The Central Bank announced Tuesday it will cut interest rates by half a percentage point from 8.5 percent to 8 percent. The reduction was larger than expected.
The Central Bank says it has lowered interest rates because economic growth has slowed to less than what it believes is its long-term trend rate.
Economic growth slipped to less than 7 percent last year. Many believe that 13 successive rate hikes since March 2010 contributed to the slowdown in an economy that had been racing ahead at almost 9 percent.
Finance Minister Pranab Mukherjee hopes the Reserve Bank’s measure will help the economy to rebound.
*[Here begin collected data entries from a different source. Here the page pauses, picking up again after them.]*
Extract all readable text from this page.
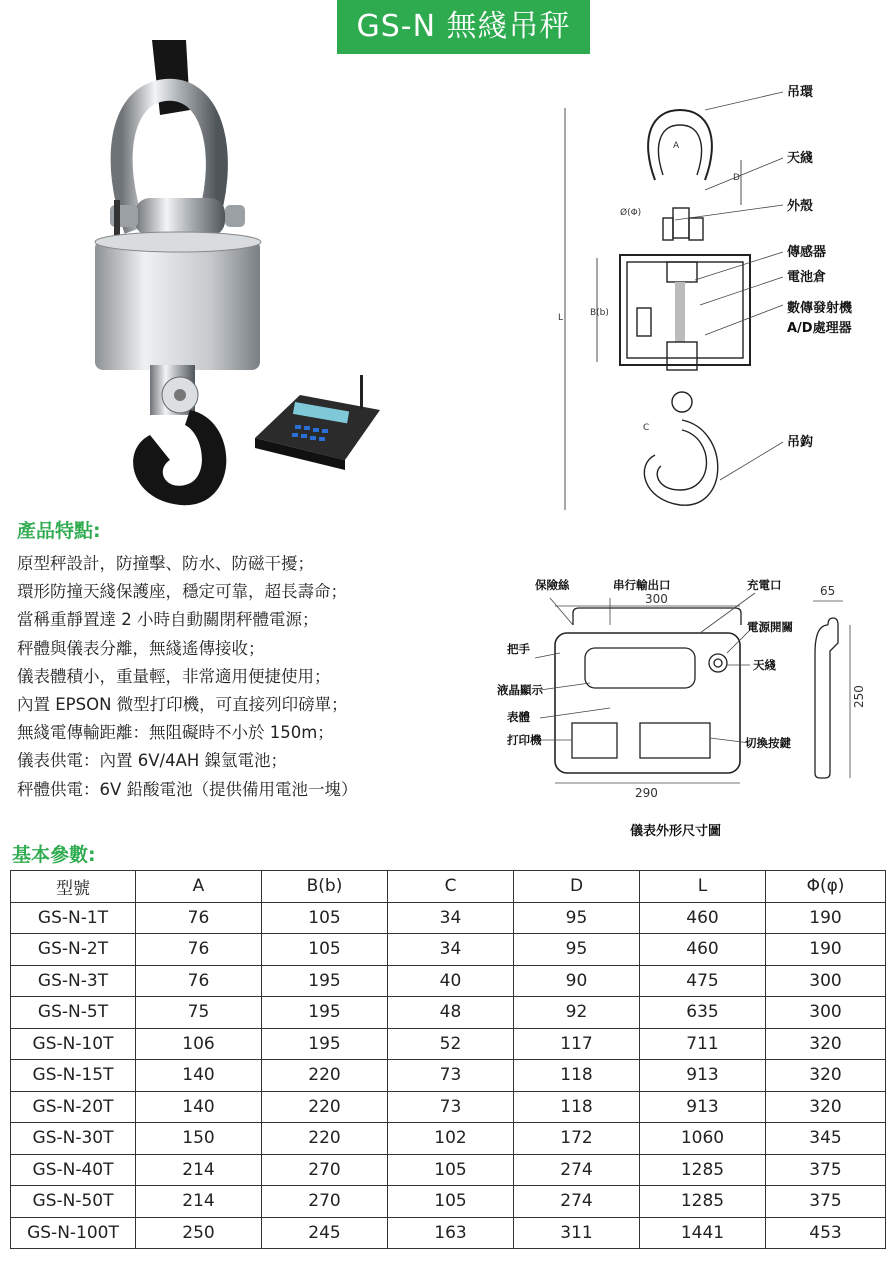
GS-N 無綫吊秤
A
D
Ø(Φ)
B(b)
L
C
吊環
天綫
外殼
傳感器
電池倉
數傳發射機
A/D處理器
吊鈎
產品特點:
原型秤設計，防撞擊、防水、防磁干擾；
環形防撞天綫保護座，穩定可靠，超長壽命；
當稱重靜置達 2 小時自動關閉秤體電源；
秤體與儀表分離，無綫遙傳接收；
儀表體積小，重量輕，非常適用便捷使用；
內置 EPSON 微型打印機，可直接列印磅單；
無綫電傳輸距離：無阻礙時不小於 150m；
儀表供電：內置 6V/4AH 鎳氫電池；
秤體供電：6V 鉛酸電池（提供備用電池一塊）
保險絲	串行輸出口	充電口
電源開關
把手
天綫
液晶顯示
表體
打印機	切換按鍵
300
290
65
250
儀表外形尺寸圖
基本參數:
型號	A	B(b)	C	D	L	Φ(φ)
GS-N-1T	76	105	34	95	460	190
GS-N-2T	76	105	34	95	460	190
GS-N-3T	76	195	40	90	475	300
GS-N-5T	75	195	48	92	635	300
GS-N-10T	106	195	52	117	711	320
GS-N-15T	140	220	73	118	913	320
GS-N-20T	140	220	73	118	913	320
GS-N-30T	150	220	102	172	1060	345
GS-N-40T	214	270	105	274	1285	375
GS-N-50T	214	270	105	274	1285	375
GS-N-100T	250	245	163	311	1441	453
"The growth outlook, which had weakened in these past months, should now improve. The monetary policy announcement should help in investment revival and contribute to strengthening business sentiment,” he stated.
Business leaders have welcomed the cut in interest rates and expressed confidence that it will encourage more aggressive investment. More expensive credit had slowed domestic demand for homes and cars.
But worries remain. The Central Bank has warned it may not be able to cut interest rates any further if the government does not take steps to control a high budget deficit.
A higher bill for food and fuel subsidies, and higher spending on rural welfare programs, have put the government’ finances under strain.
N. R. Bhanumurthy, at the National Institute for Public Finance and Policy in New Delhi, says it is critical for the government to shore up its finances.
“The biggest downturn risk is the seriousness of the government in containing the deficit, particularly the subsidy bill. They are expected to bring it down sharply, he said. "If that does not realize, I think the scope for monetary policy to play as a growth measure is going to be very limited.”
The government is hoping that growth will improve this year to over 7 percent.
India is Asia’s third largest economy, and was widely seen as one of the engines that could help a global economic revival. But the recent slowdown has dented some of that that optimism.